Instead of being angry Goff laughed, half ironically but with intent behind it. He rose and walked to the door, calling his butler. "Tell James to saddle my horse at once," I heard him say. Then he closed the door and came up to me. "Jack, this is the damnedest piece of blackguardism I ever had to kick out of my mind; we'll settle it in a jiffy with him,—just as I'd kick a little cur out of my pack of running hounds. You'll ride with me, of course, and witness it."

"I will, Colonel Goff," I said sullenly, "if you'll let me do it in my own way. It is I who want you to witness it."

He slapped me on the shoulder.

"You're all right, Jack, I've always known that: and if it is nothing rash—you see if it were, why, the child would be talked about. Oh, yes, damn him, if it wasn't for her I'd kill him myself."

"Colonel Goff," I said rising, "I'm going to thrash him to-night before I go to bed. I'm going to do it in my own way."

He laughed outright and grasped my hand. "You must not," he said, "and I will tell you why; you've earned it. This is my great secret. I've seen all along that you have loved her—and, well, it's plain she loves you. But I see through this affair much further than you because you don't know. I'll tell you, you have earned both my friendship and my gratitude. First, there is no insult here, in this note. I've been the scoundrel's friend all his life. He had so few, and I told him in confidence what I've never told anyone—did not intend to tell till the announcement of my marriage next month—Elsie is my daughter—she is Lady Carfax by birthright and by title, and this little scoundrel has taken advantage of my confidence. He has always had a sneaking idea that he would marry Eloise, and now that he can't, he loves me so much he'd like to be my son-in-law, though he ruined my daughter's chances in life to do it, with his fool secret marriage."

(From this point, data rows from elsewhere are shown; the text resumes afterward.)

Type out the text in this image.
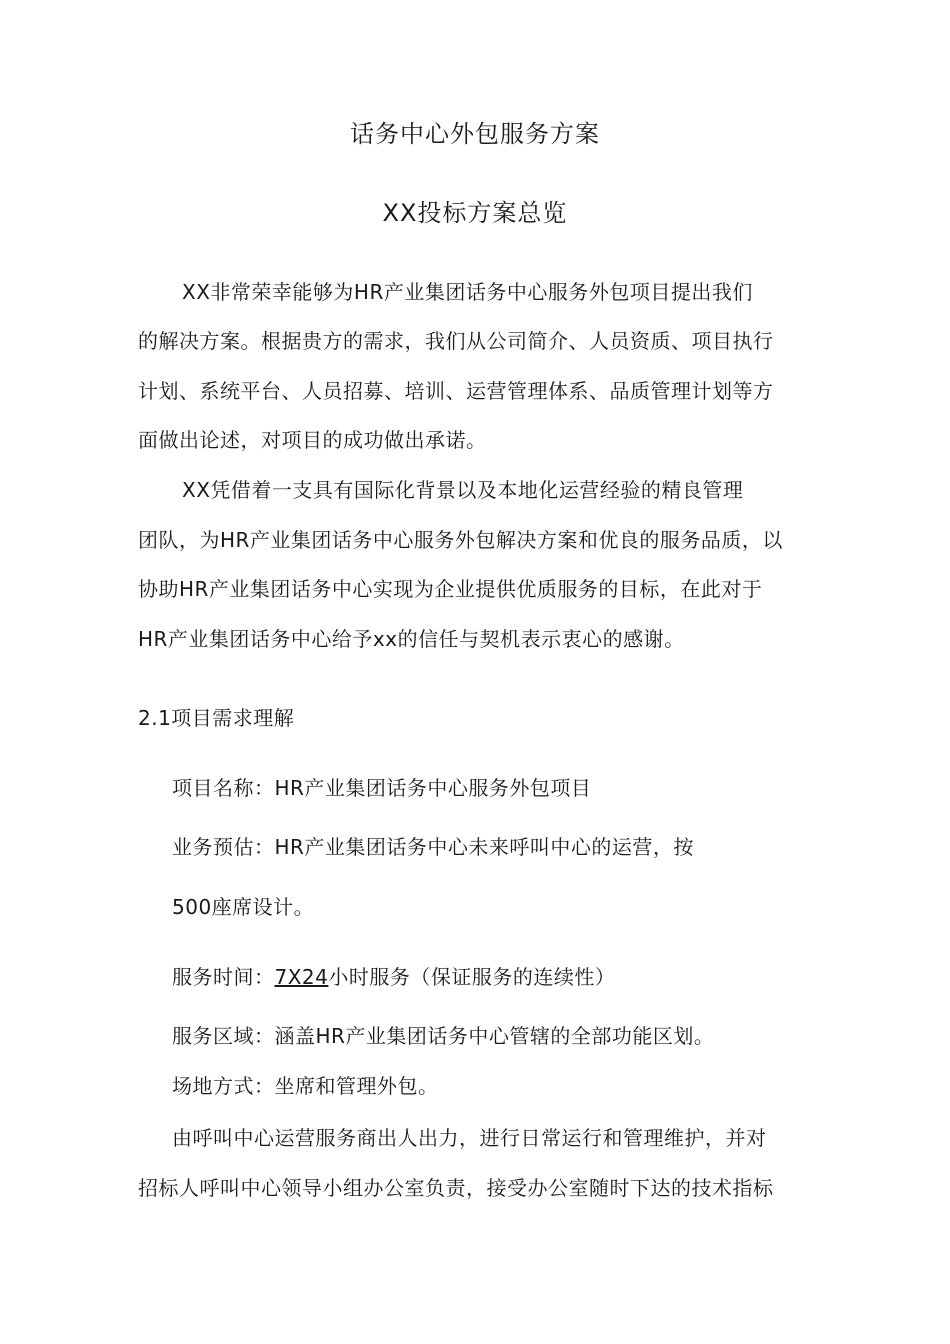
话务中心外包服务方案
XX投标方案总览
XX非常荣幸能够为HR产业集团话务中心服务外包项目提出我们
的解决方案。根据贵方的需求，我们从公司简介、人员资质、项目执行
计划、系统平台、人员招募、培训、运营管理体系、品质管理计划等方
面做出论述，对项目的成功做出承诺。
XX凭借着一支具有国际化背景以及本地化运营经验的精良管理
团队，为HR产业集团话务中心服务外包解决方案和优良的服务品质，以
协助HR产业集团话务中心实现为企业提供优质服务的目标，在此对于
HR产业集团话务中心给予xx的信任与契机表示衷心的感谢。
2.1项目需求理解
项目名称：HR产业集团话务中心服务外包项目
业务预估：HR产业集团话务中心未来呼叫中心的运营，按
500座席设计。
服务时间：7X24小时服务（保证服务的连续性）
服务区域：涵盖HR产业集团话务中心管辖的全部功能区划。
场地方式：坐席和管理外包。
由呼叫中心运营服务商出人出力，进行日常运行和管理维护，并对
招标人呼叫中心领导小组办公室负责，接受办公室随时下达的技术指标
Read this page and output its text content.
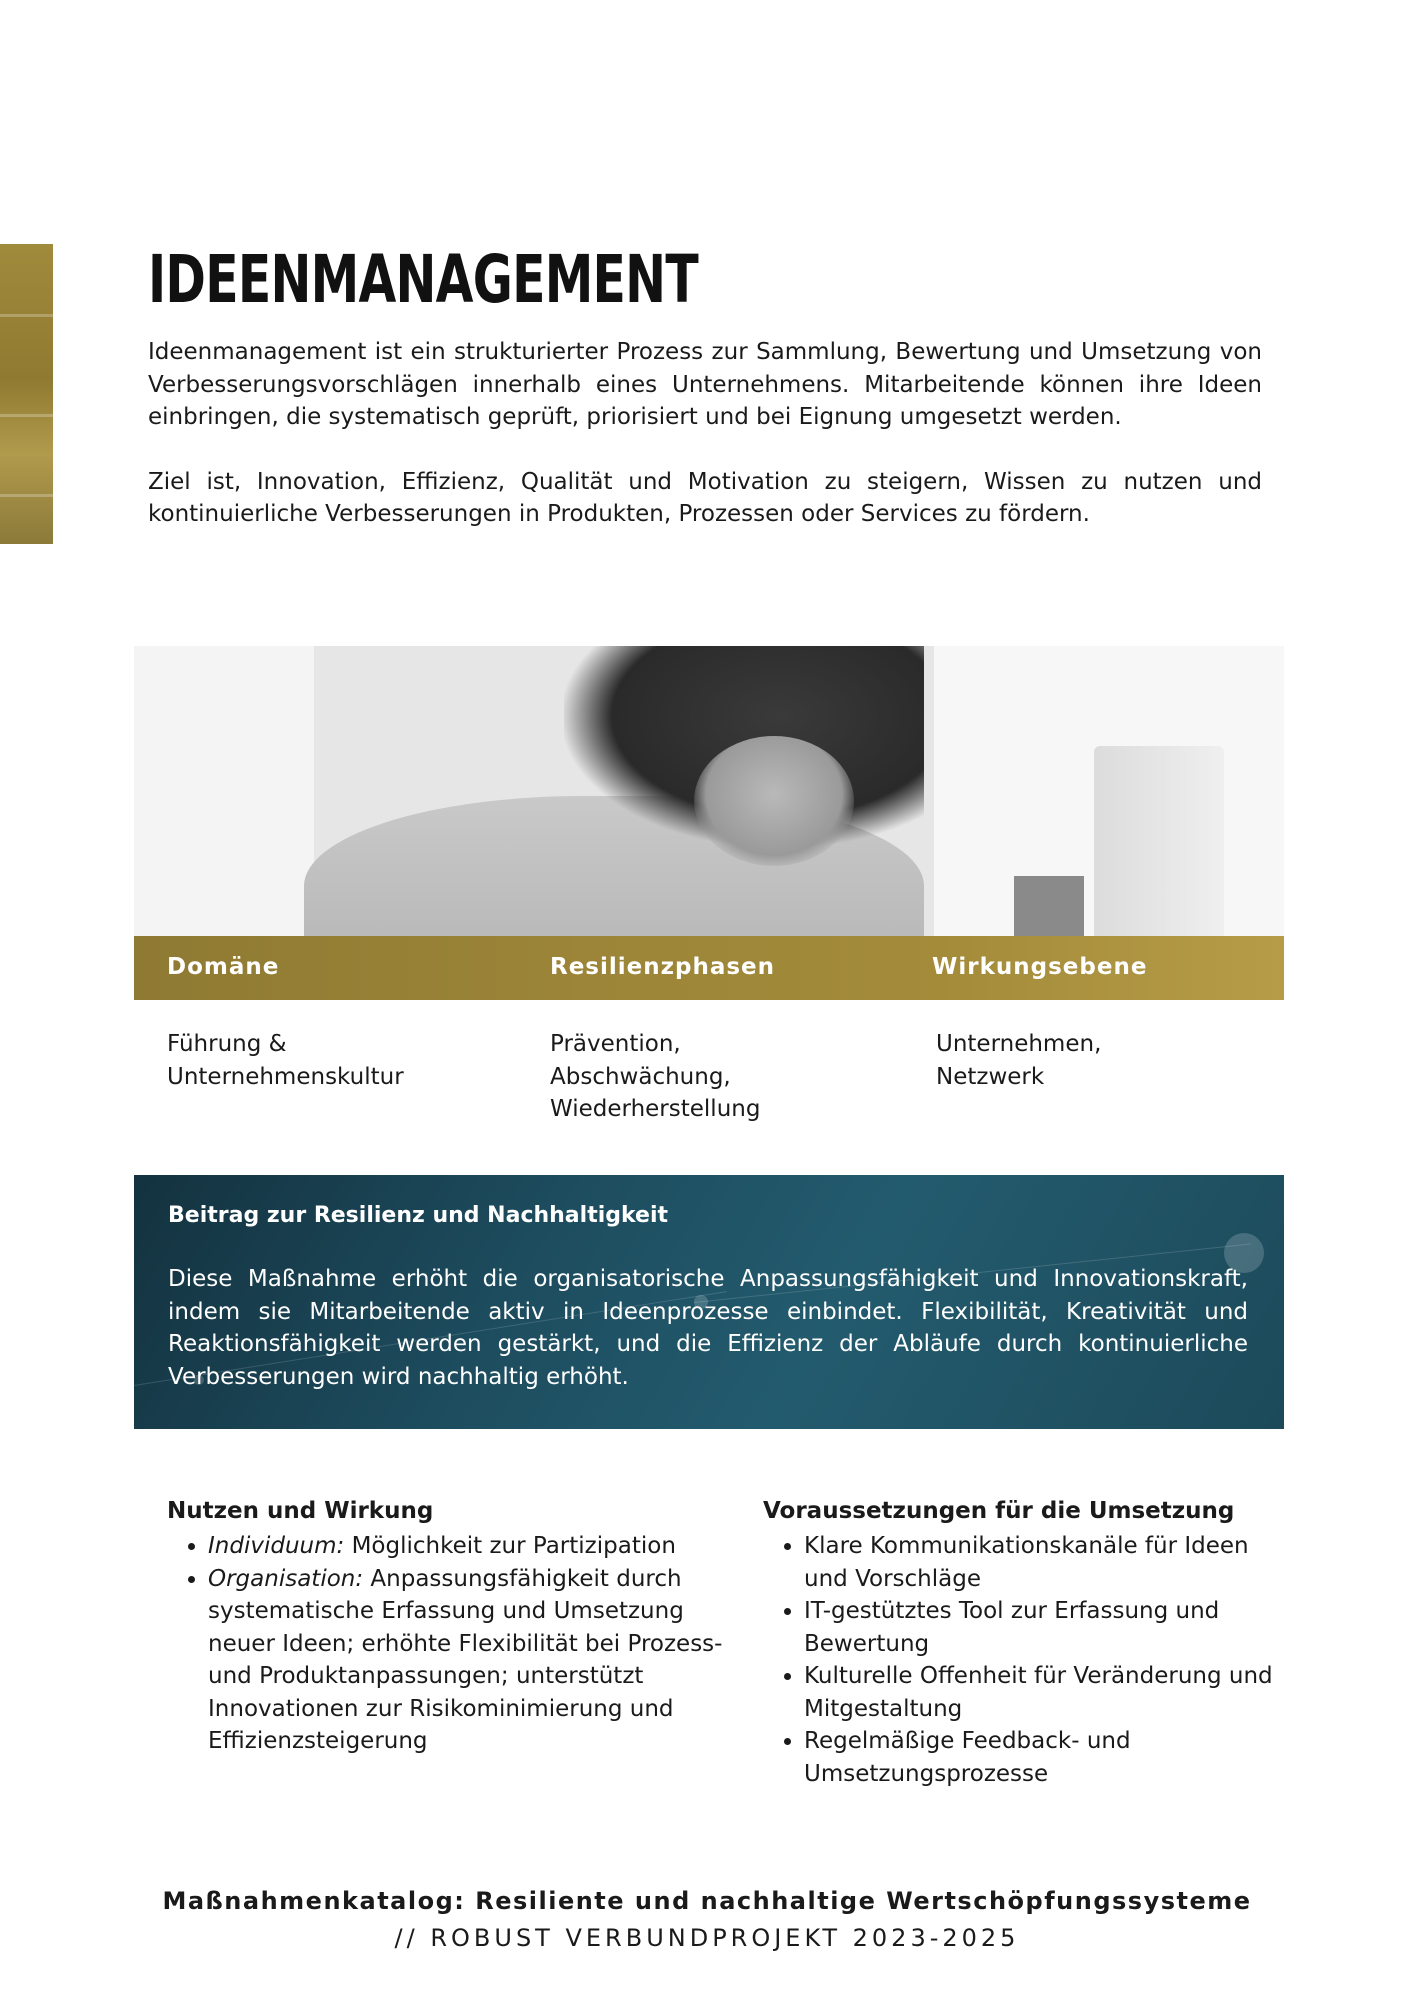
IDEENMANAGEMENT

Ideenmanagement ist ein strukturierter Prozess zur Sammlung, Bewertung und Umsetzung von Verbesserungsvorschlägen innerhalb eines Unternehmens. Mitarbeitende können ihre Ideen einbringen, die systematisch geprüft, priorisiert und bei Eignung umgesetzt werden.

Ziel ist, Innovation, Effizienz, Qualität und Motivation zu steigern, Wissen zu nutzen und kontinuierliche Verbesserungen in Produkten, Prozessen oder Services zu fördern.

Domäne	Resilienzphasen	Wirkungsebene
Führung &
Unternehmenskultur
Prävention,
Abschwächung,
Wiederherstellung
Unternehmen,
Netzwerk
Beitrag zur Resilienz und Nachhaltigkeit

Diese Maßnahme erhöht die organisatorische Anpassungsfähigkeit und Innovationskraft, indem sie Mitarbeitende aktiv in Ideenprozesse einbindet. Flexibilität, Kreativität und Reaktionsfähigkeit werden gestärkt, und die Effizienz der Abläufe durch kontinuierliche Verbesserungen wird nachhaltig erhöht.

Nutzen und Wirkung
• Individuum: Möglichkeit zur Partizipation
• Organisation: Anpassungsfähigkeit durch systematische Erfassung und Umsetzung neuer Ideen; erhöhte Flexibilität bei Prozess- und Produktanpassungen; unterstützt Innovationen zur Risikominimierung und Effizienzsteigerung
Voraussetzungen für die Umsetzung
• Klare Kommunikationskanäle für Ideen und Vorschläge
• IT-gestütztes Tool zur Erfassung und Bewertung
• Kulturelle Offenheit für Veränderung und Mitgestaltung
• Regelmäßige Feedback- und Umsetzungsprozesse
Maßnahmenkatalog: Resiliente und nachhaltige Wertschöpfungssysteme
// ROBUST VERBUNDPROJEKT 2023-2025
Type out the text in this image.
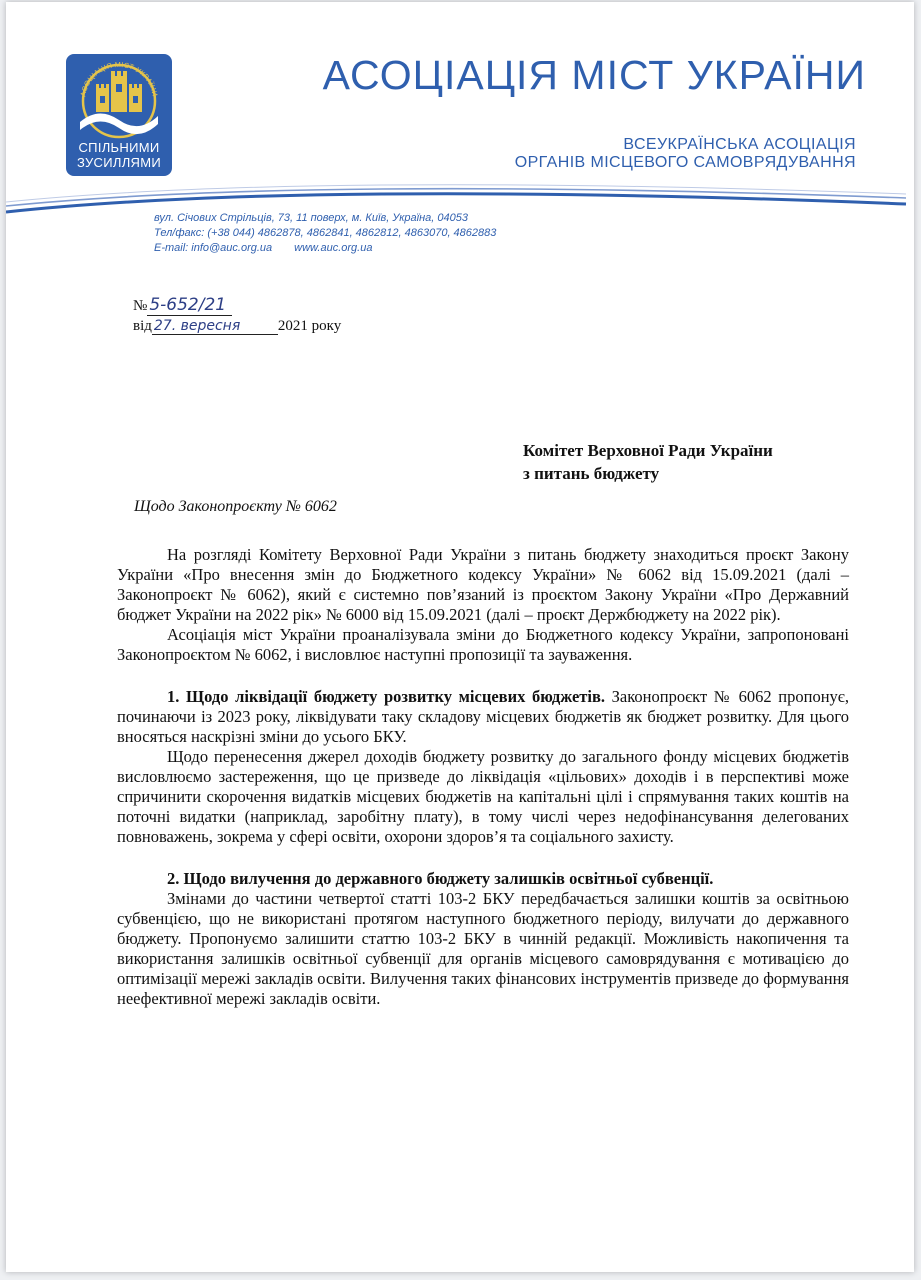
АСОЦІАЦІЯ МІСТ УКРАЇНИ
СПІЛЬНИМИ
ЗУСИЛЛЯМИ
АСОЦІАЦІЯ МІСТ УКРАЇНИ
ВСЕУКРАЇНСЬКА АСОЦІАЦІЯ
ОРГАНІВ МІСЦЕВОГО САМОВРЯДУВАННЯ
вул. Січових Стрільців, 73, 11 поверх, м. Київ, Україна, 04053
Тел/факс: (+38 044) 4862878, 4862841, 4862812, 4863070, 4862883
E-mail: info@auc.org.ua www.auc.org.ua
№ 5-652/21
від 27. вересня	2021 року
Комітет Верховної Ради України
з питань бюджету
Щодо Законопроєкту № 6062

На розгляді Комітету Верховної Ради України з питань бюджету знаходиться проєкт Закону України «Про внесення змін до Бюджетного кодексу України» № 6062 від 15.09.2021 (далі – Законопроєкт № 6062), який є системно пов’язаний із проєктом Закону України «Про Державний бюджет України на 2022 рік» № 6000 від 15.09.2021 (далі – проєкт Держбюджету на 2022 рік).

Асоціація міст України проаналізувала зміни до Бюджетного кодексу України, запропоновані Законопроєктом № 6062, і висловлює наступні пропозиції та зауваження.

1. Щодо ліквідації бюджету розвитку місцевих бюджетів. Законопроєкт № 6062 пропонує, починаючи із 2023 року, ліквідувати таку складову місцевих бюджетів як бюджет розвитку. Для цього вносяться наскрізні зміни до усього БКУ.

Щодо перенесення джерел доходів бюджету розвитку до загального фонду місцевих бюджетів висловлюємо застереження, що це призведе до ліквідація «цільових» доходів і в перспективі може спричинити скорочення видатків місцевих бюджетів на капітальні цілі і спрямування таких коштів на поточні видатки (наприклад, заробітну плату), в тому числі через недофінансування делегованих повноважень, зокрема у сфері освіти, охорони здоров’я та соціального захисту.

2. Щодо вилучення до державного бюджету залишків освітньої субвенції.

Змінами до частини четвертої статті 103-2 БКУ передбачається залишки коштів за освітньою субвенцією, що не використані протягом наступного бюджетного періоду, вилучати до державного бюджету. Пропонуємо залишити статтю 103-2 БКУ в чинній редакції. Можливість накопичення та використання залишків освітньої субвенції для органів місцевого самоврядування є мотивацією до оптимізації мережі закладів освіти. Вилучення таких фінансових інструментів призведе до формування неефективної мережі закладів освіти.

He stopped and looked at me, thinking quietly for a moment.

"You'll excuse me, Jack, for plainness, but we've no time for anything else, and I mean it all kindly. But you, yourself, are mostly to blame for this. I have read it in Elsie, but I thought you'd never see it, never tell her of your love. Now, it's this way, my boy; and I'll be frank. I am going to take Lady Carfax home and finish her education, and give her the chance her place demands. You are always welcome to come and be with us at any time as long as you choose, and if, on her majority, she still loves you, and you her, why—" he stopped, smiling kindly.

"Colonel Goff," I said rising, "you certainly misunderstand me. All that I'll talk to you about later. I'm in a mood to-night I've never been in before. Get your horse and go with me. I want you to see that I have a fair fight."

"It won't do, Jack," he said. "I'll not even let you go with me. It's Elsie I'm thinking of, Elsie and you. The quieter this thing is settled, the better for all. I see through it—as I told you. I'll ride over to see him. I'll catch him to-night, and when I have finished with him, he'll never mention Elsie again, let alone try to marry her secretly. I saw her to-night just before you came. Jack, my little girl is happy. It pleases me—let her stay happy, and you shall be, some day, if you will—"

I did not reply. We rose to go. At the parting of the road I galloped home, he to the city.

CHAPTER XVIII

THE LAST DANCE

It was a night in early June. The Home Stretch was all a-glitter, its porches and the great trees on the lawn lighted with rows of colored lanterns.

My Aunt and Eloise had returned; the Cumberland races, the social event of the year, began the next day, and in accordance with her custom my Aunt was giving her annual ball. This time it was to serve a two-fold purpose; for it was also in honor of Eloise and Colonel Goff and was to be the formal announcement of their coming marriage.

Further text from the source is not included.